Perhaps if granny had been less determined to wage war on the cats, Mona might have found courage to make her confession, but while she waited for a chance to speak her courage ebbed away. She had done so many wrong things that afternoon, she was ashamed to own to more, and, after all, she thought, it would not make it better for granny if she did know who really scattered the faggots. So in the end Mona held her tongue, and contented herself with giving what assistance she could.
"This is Black Monday for me!" she said to herself as she helped her grandmother into the house again. "Never mind, I'll begin better to-morrow. There's one good thing, there's no real harm done."
She was not so sure, though, that 'no harm was done' when she woke the next morning and heard loud voices and sound of quarrelling coming from the garden. She soon, indeed, began to feel that there had been a great deal of harm done.
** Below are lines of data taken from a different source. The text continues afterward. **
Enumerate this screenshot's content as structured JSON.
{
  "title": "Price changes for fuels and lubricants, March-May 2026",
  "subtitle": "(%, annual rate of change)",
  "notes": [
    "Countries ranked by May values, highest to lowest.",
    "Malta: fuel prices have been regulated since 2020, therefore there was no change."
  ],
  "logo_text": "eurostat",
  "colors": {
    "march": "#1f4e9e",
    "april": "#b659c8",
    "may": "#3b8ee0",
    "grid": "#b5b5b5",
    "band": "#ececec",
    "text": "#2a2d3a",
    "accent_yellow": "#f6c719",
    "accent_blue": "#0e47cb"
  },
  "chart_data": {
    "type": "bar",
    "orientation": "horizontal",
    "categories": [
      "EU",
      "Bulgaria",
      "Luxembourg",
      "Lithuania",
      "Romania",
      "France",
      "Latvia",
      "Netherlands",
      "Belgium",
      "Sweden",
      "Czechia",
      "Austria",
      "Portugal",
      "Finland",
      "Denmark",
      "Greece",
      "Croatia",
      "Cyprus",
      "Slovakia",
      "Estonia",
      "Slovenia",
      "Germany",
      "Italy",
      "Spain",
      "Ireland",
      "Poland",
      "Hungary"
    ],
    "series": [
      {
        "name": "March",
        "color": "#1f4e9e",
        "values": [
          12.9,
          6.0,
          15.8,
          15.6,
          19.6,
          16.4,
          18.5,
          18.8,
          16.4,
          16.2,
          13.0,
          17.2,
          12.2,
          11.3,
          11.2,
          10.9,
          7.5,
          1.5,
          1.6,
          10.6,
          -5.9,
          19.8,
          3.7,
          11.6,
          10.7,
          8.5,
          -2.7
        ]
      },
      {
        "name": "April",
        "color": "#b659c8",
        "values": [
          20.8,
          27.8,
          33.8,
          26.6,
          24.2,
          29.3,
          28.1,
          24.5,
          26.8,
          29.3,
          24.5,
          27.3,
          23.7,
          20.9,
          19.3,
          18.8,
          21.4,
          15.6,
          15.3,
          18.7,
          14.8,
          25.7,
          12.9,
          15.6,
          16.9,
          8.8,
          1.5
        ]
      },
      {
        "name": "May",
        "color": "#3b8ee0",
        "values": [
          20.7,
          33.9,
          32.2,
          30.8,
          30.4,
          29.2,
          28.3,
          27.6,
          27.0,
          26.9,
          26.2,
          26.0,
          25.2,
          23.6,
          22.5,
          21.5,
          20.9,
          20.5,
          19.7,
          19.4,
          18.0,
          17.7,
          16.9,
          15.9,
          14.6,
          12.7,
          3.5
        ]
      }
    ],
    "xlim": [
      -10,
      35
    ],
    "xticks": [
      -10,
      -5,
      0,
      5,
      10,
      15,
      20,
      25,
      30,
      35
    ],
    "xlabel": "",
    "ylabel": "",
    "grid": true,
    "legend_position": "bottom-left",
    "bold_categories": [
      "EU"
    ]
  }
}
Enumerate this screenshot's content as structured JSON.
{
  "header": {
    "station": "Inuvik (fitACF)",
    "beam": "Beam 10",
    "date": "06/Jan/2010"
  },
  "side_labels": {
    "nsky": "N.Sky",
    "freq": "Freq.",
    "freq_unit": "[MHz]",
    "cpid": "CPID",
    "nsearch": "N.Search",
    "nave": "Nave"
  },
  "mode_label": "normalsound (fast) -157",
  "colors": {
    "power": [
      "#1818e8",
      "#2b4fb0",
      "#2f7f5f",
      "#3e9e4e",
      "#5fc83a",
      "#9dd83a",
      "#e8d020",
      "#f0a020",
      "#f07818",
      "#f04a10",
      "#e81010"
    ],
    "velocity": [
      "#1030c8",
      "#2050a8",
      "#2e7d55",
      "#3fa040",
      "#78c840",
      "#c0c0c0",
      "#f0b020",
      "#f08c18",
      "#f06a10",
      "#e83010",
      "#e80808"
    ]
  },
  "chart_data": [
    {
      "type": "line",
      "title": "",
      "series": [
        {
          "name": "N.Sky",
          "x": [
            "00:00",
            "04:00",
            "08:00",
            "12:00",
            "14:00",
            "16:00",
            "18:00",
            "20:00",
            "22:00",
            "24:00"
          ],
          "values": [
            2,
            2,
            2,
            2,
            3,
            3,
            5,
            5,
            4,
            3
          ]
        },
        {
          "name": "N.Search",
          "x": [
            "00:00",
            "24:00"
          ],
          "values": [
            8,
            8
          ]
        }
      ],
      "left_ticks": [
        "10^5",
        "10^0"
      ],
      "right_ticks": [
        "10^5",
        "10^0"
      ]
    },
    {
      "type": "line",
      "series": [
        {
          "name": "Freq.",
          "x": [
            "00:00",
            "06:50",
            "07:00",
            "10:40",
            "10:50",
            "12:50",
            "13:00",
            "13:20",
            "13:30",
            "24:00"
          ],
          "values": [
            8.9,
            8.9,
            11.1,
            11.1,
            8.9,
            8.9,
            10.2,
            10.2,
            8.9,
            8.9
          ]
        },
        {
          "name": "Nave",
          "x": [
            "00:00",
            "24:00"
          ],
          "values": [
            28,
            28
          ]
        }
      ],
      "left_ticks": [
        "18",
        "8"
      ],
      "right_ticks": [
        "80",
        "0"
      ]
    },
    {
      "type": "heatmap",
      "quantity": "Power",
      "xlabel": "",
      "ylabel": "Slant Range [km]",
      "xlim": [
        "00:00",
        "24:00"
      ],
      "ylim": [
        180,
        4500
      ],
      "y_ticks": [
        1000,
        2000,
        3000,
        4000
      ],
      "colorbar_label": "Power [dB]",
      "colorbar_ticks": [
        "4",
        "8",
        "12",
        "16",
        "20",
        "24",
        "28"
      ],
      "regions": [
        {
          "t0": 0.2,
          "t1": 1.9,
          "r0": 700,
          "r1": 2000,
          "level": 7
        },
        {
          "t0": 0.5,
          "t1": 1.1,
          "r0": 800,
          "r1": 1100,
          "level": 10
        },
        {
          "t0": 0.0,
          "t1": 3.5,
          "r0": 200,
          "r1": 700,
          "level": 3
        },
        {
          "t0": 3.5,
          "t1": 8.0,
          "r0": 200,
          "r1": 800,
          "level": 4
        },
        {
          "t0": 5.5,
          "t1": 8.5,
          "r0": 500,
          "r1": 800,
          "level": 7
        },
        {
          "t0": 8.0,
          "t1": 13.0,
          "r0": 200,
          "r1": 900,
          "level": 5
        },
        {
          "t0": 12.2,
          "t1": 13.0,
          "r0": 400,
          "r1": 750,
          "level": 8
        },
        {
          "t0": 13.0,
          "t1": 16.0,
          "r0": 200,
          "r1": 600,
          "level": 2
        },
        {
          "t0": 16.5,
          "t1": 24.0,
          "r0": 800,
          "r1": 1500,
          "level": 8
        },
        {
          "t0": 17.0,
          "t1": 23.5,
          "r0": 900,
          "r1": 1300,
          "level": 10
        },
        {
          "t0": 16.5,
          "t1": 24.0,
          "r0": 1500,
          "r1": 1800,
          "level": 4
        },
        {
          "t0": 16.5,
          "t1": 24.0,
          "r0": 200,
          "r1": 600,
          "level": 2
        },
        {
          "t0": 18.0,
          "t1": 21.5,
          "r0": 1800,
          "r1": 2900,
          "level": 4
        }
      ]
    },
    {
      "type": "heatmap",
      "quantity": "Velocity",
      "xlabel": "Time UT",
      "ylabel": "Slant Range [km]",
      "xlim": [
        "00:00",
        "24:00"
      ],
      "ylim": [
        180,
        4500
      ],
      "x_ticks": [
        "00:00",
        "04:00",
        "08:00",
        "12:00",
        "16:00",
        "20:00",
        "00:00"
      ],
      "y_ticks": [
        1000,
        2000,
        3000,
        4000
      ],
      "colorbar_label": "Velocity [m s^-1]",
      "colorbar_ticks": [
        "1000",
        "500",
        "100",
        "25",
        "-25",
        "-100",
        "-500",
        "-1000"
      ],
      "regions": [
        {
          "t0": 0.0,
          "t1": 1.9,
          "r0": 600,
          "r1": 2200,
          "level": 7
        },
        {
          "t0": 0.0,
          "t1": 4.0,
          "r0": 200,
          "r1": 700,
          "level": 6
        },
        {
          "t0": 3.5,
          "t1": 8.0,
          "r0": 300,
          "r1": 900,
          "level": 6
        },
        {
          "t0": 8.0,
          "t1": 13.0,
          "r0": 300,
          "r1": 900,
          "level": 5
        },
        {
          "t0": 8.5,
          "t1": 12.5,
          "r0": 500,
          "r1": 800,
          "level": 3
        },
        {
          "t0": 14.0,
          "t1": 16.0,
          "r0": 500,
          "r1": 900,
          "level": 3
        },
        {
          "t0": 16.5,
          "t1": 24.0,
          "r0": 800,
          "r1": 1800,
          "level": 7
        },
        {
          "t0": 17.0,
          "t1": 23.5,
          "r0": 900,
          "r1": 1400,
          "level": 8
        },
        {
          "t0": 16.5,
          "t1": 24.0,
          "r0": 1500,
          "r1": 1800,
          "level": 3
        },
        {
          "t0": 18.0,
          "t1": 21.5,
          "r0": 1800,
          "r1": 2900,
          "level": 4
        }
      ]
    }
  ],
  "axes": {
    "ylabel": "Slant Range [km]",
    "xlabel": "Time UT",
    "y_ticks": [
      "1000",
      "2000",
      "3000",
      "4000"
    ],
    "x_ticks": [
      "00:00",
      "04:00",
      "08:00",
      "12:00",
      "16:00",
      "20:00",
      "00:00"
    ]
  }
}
"Well, what I say is," her grandmother cried shrilly, "your cats were nearly the death of me, and I'll trouble you to keep them in your own place."
"And what I say is," cried her neighbour, "my cats were never near your faggot rick. They didn't go into your place at all last night; they were both asleep by my kitchen fire from three in the afternoon till after we'd had our supper. Me and my husband both saw them. You can ask him yourself if you like."
"I shan't ask him. I wouldn't stoop to bandy words about it. I know, and I've a right to my own opinion."
"Do you mean to say you don't believe what I say?" cried Mrs. Lane indignantly. "Do you mean to tell me I'm telling an untruth? Well, Mrs. Barnes, if you won't speak to my husband, and won't believe me, perhaps you'll ask your Mona! I daresay she can tell you how the faggots got scattered. She was out there, I saw her from——"
"That's right! Try and put it off on the poor child! Do you expect me to believe that my Mona would have left those faggots——"
"Ask her, that's all," said Mrs. Lane, meaningly. "And now I've done. I ain't going to have anything more to say. You're too vi'lent and onreasonable, Mrs. Barnes, and I'll trouble you not to address me again till you've 'pologised."
Granny laughed, a short sarcastic laugh. "'Pologise!" she cried shrilly, "and me in the right too! No, not if I lived next door to you for fifty years, I wouldn't 'pologise. When you've 'pologised to me, Mrs. Lane, I'll begin to think about speaking to you again."
Mona, standing shivering by the window, listened to it all with a sick feeling of shame and dismay. "Oh, why does granny say such dreadful things! Oh, I wish I'd spoken out at once! Now, when granny asks me, I shall have to tell her, and oh," miserably, "won't she be angry?"
But Mona escaped that ordeal. Her grandmother did not mention the subject, for one reason; she felt too unwell; an outburst of anger always made her ill; and for another, she was already ashamed of herself and of what she had said. Altogether, she was so uncomfortable about the whole matter, and so ashamed, and vexed, she wanted to try to forget all about it.